At the Philadelphia stop, Kennedy tries to have Jeffers arrested, but is arrested himself. Rachel unsuccessfully tries to deliver an urgent message to Kennedy, who escapes and reboards the train. The conductor is ordered to hold the train until a special package is delivered. A passenger named Mrs. Gibbons takes her ailing husband aboard.

Kennedy encounters Rachel, who informs him that Beaufort is disembarking in Baltimore, not Atlanta as he had claimed. Kennedy is taken prisoner by Beaufort and bound in Jeffers' compartment. The plotters are disappointed to learn that Lincoln has canceled his speech in Baltimore, where Beaufort was to assassinate him.

Jeffers detrains, but as the train is departing, he remembers Mrs. Gibbons and surmises that her husband is actually Lincoln in disguise. Running after the train, he alerts Beaufort. Kennedy frees himself and, in the ensuing struggle, sends Beaufort tumbling from the speeding train.
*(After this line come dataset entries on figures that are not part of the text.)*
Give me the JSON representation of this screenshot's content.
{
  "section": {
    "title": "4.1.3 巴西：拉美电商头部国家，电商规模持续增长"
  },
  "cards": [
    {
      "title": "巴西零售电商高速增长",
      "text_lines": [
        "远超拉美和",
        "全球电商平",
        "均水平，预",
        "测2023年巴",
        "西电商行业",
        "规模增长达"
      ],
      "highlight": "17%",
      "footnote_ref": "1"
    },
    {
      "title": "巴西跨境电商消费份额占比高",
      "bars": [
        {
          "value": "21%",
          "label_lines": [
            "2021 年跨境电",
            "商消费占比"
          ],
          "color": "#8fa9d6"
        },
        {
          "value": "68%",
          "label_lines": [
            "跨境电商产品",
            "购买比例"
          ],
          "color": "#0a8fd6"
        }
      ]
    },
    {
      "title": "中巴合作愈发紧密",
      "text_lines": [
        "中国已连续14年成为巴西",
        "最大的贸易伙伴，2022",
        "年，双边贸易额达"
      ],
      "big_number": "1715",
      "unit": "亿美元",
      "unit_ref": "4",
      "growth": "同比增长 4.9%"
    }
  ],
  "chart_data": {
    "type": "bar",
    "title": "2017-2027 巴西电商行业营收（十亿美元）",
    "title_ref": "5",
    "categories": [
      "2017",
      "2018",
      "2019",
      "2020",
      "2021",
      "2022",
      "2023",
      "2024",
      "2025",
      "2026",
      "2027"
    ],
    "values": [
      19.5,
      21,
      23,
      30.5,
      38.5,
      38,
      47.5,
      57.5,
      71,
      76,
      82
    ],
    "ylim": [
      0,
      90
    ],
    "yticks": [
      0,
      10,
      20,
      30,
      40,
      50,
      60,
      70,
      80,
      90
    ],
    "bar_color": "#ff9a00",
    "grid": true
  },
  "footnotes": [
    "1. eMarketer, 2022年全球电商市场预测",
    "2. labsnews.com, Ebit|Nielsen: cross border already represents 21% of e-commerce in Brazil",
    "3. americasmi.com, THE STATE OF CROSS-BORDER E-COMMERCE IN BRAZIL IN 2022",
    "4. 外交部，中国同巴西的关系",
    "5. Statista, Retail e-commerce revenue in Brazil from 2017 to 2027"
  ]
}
Mrs. Gibbons tells Kennedy that she is an undercover Pinkerton agent and that his report to the War Department was read by Allan Pinkerton, who persuaded Lincoln to cancel his speech and travel incognito as the ailing Mr. Gibbons. As the train reaches Washington, Lincoln muses, "Did ever any president come to his inauguration so like a thief in the night?"

==Reception==
In a contemporary review for The New York Times, critic Bosley Crowther called the film a "moth-eaten melodrama" and wrote: "[T]he yarn is so preposterous and Mr. Powell is so cussedly smug in the role of a New York detective who tips Mr. Lincoln off that illusions become somewhat scrambled and it all seems the work of Mr. Powell. ... After clattering through the night in tedious fashion ... the tall target finally gets to Washington and Mr. Lincoln—in case you're wondering—does not get shot. We wouldn't be able to tell you about the people who made this film."

Critic Philip K. Scheuer of the Los Angeles Times wrote: "Alfred Hitchcock used most of the conceivable devices possible to a train thriller in 'The Lady Vanishes,' so 'The Tall Target' can hardly be blamed for having to use some of them again. Under Anthony Mann's shrewd and victoriously exciting direction the journey is good fun all the way, even though there are actually too many villains to make good sense. And the atmosphere of 90 years ago gives it all an extra fascination."

According to MGM records, the film earned $473,000 in the U.S. and Canada and $147,000 elsewhere, resulting in a loss of $608,000.